NEW YORK (Reuters) - A federal judge rejected Bank of America Corp’s $33 million settlement with the U.S. Securities and Exchange Commission over Merrill Lynch & Co bonuses as a contrivance, and New York’s top legal officer prepared to sue senior bank executives.
New York Attorney General Andrew Cuomo may file civil charges against some Bank of America executives, including “some of the very highest-ranking,” over the companies’ January 1 merger, a person familiar with the probe said.
Chief Executive Kenneth Lewis and Chief Financial Officer Joseph Price could face civil fraud charges, the Wall Street Journal said, citing a person familiar with the probe.
A filing of charges would follow Monday’s rejection by U.S. District Judge Jed Rakoff of the bank’s settlement with the SEC, which he said “cannot remotely be called fair.”
Unhappy that the bank did not and was not forced to reveal which executives or lawyers knew of the bonuses, Rakoff called the settlement “a contrivance designed to provide the SEC with the facade of enforcement and the management of the bank with a quick resolution of an embarrassing inquiry — all at the expense of the sole alleged victims, the shareholders.”
Rakoff ordered the bank and the SEC to prepare for a trial that would begin by next February 1.
Cuomo had imposed a deadline of the end of Monday for Bank of America and Lewis to disclose more about the Merrill purchase. He is seeking more information about the bonuses and Merrill’s $15.8 billion fourth-quarter loss, including who knew what prior to December 5 shareholder votes to approve the merger.
“Individuals are at the heart of what the attorney general’s investigation is looking at,” according to the person familiar with the probe, who requested anonymity because the probe is ongoing.
Lewis was ousted as the bank’s chairman in April, and the Merrill merger has led many analysts and investors to question his hold on the chief executive job. Bank of America shares are down by half since the merger was announced last September 15.
Rakoff faulted the SEC for accepting the bank’s effort to invoke attorney-client privilege and avoid disclosing what executives and lawyers knew about its authorization for Merrill to pay up to $5.8 billion of bonuses, though it was clear the bank “blatantly” lied about the payouts.
The judge also questioned why shareholders victimized by the bank’s management should be responsible for any fine, especially as the bank would not admit to wrongdoing.
“It is a body blow to the SEC’s credibility,” said James Post, a governance and ethics professor at Boston University School of Management. “The bank, meanwhile, has no coherent strategy. Cuomo will not let go until he has the full story, and we don’t have that yet.”
Bank of America spokesman Scott Silvestri said the bank is prepared to litigate to show that its disclosures were proper, and will consider its legal options in the coming days.
SEC spokesman John Nester said the regulator will review Rakoff’s order. Cuomo’s office declined to elaborate on its September 8 letter to bank lawyers demanding more disclosure.

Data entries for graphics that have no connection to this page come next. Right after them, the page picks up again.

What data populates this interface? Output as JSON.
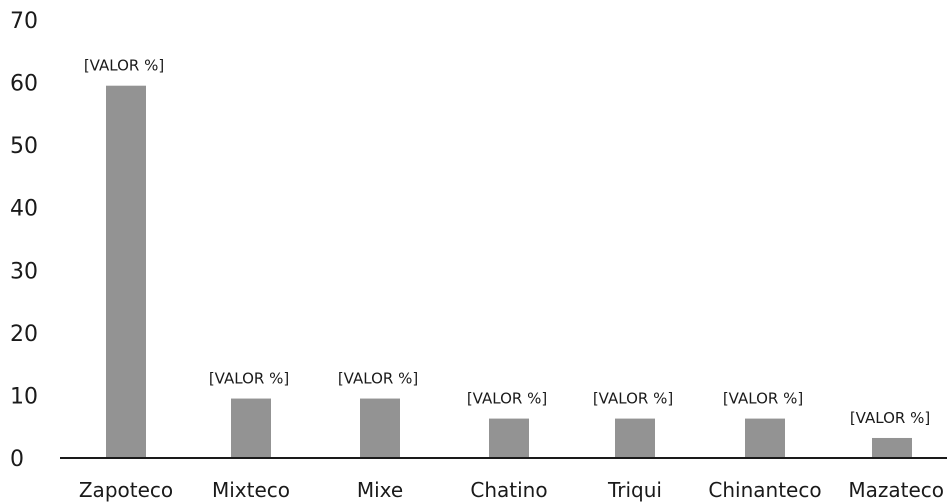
{
  "chart_data": {
    "type": "bar",
    "title": "",
    "xlabel": "",
    "ylabel": "",
    "categories": [
      "Zapoteco",
      "Mixteco",
      "Mixe",
      "Chatino",
      "Triqui",
      "Chinanteco",
      "Mazateco"
    ],
    "values": [
      59.5,
      9.5,
      9.5,
      6.3,
      6.3,
      6.3,
      3.2
    ],
    "data_labels": [
      "[VALOR %]",
      "[VALOR %]",
      "[VALOR %]",
      "[VALOR %]",
      "[VALOR %]",
      "[VALOR %]",
      "[VALOR %]"
    ],
    "ylim": [
      0,
      70
    ],
    "yticks": [
      0,
      10,
      20,
      30,
      40,
      50,
      60,
      70
    ],
    "grid": false,
    "legend": "none",
    "bar_color": "#939393",
    "axis_color": "#1a1a1a"
  }
}
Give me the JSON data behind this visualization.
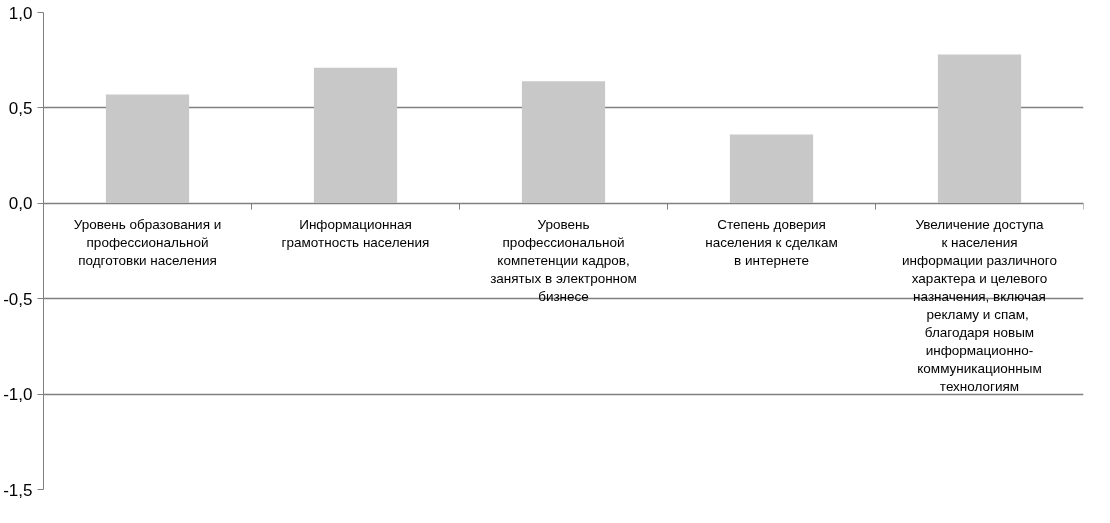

Rakoff’s decision came as U.S. President Barack Obama, marking the one-year anniversary of Lehman Brothers Holdings Inc’s bankruptcy, urged financial companies on Monday not to fight regulatory reform.
The settlement was to resolve SEC charges that the bank misled shareholders about having authorized the bonuses by not mentioning it in proxy statements for the merger.
Yet Rakoff said it “suggests a rather cynical relationship between the parties: the SEC gets to claim that it is exposing wrongdoing on the part of the Bank of America in a high-profile merger; the bank’s management gets to claim that they have been coerced into an onerous settlement by overzealous regulators. And all this is done at the expense, not only of the shareholders, but also of the truth.”
Professor James Cox, a law professor at Duke University in Durham, North Carolina, said: “Not enough judges are doing what Judge Rakoff is doing. Way too often, the true miscreants do not contribute anything toward the settlement.”
Bank of America agreed to buy Merrill after less than 48 hours of talks on the same weekend that Lehman was collapsing, but many of the alleged disclosure shortfalls came later.
“The niceties about disclosures to shareholders were considered to be secondary,” said Ronald Gilson, a law professor at both Columbia University and Stanford University.
Rakoff called it “absurd” to accept the SEC argument that a fine would help shareholders “better assess the quality and performance of management.”
Bank of America has received $45 billion of federal bailout money, including $20 billion to help absorb Merrill. Its shares closed up 2 cents at $16.99 on the New York Stock Exchange.
The case is SEC v. Bank of America Corp, U.S. District Court, Southern District of New York (Manhattan), No. 09-6829.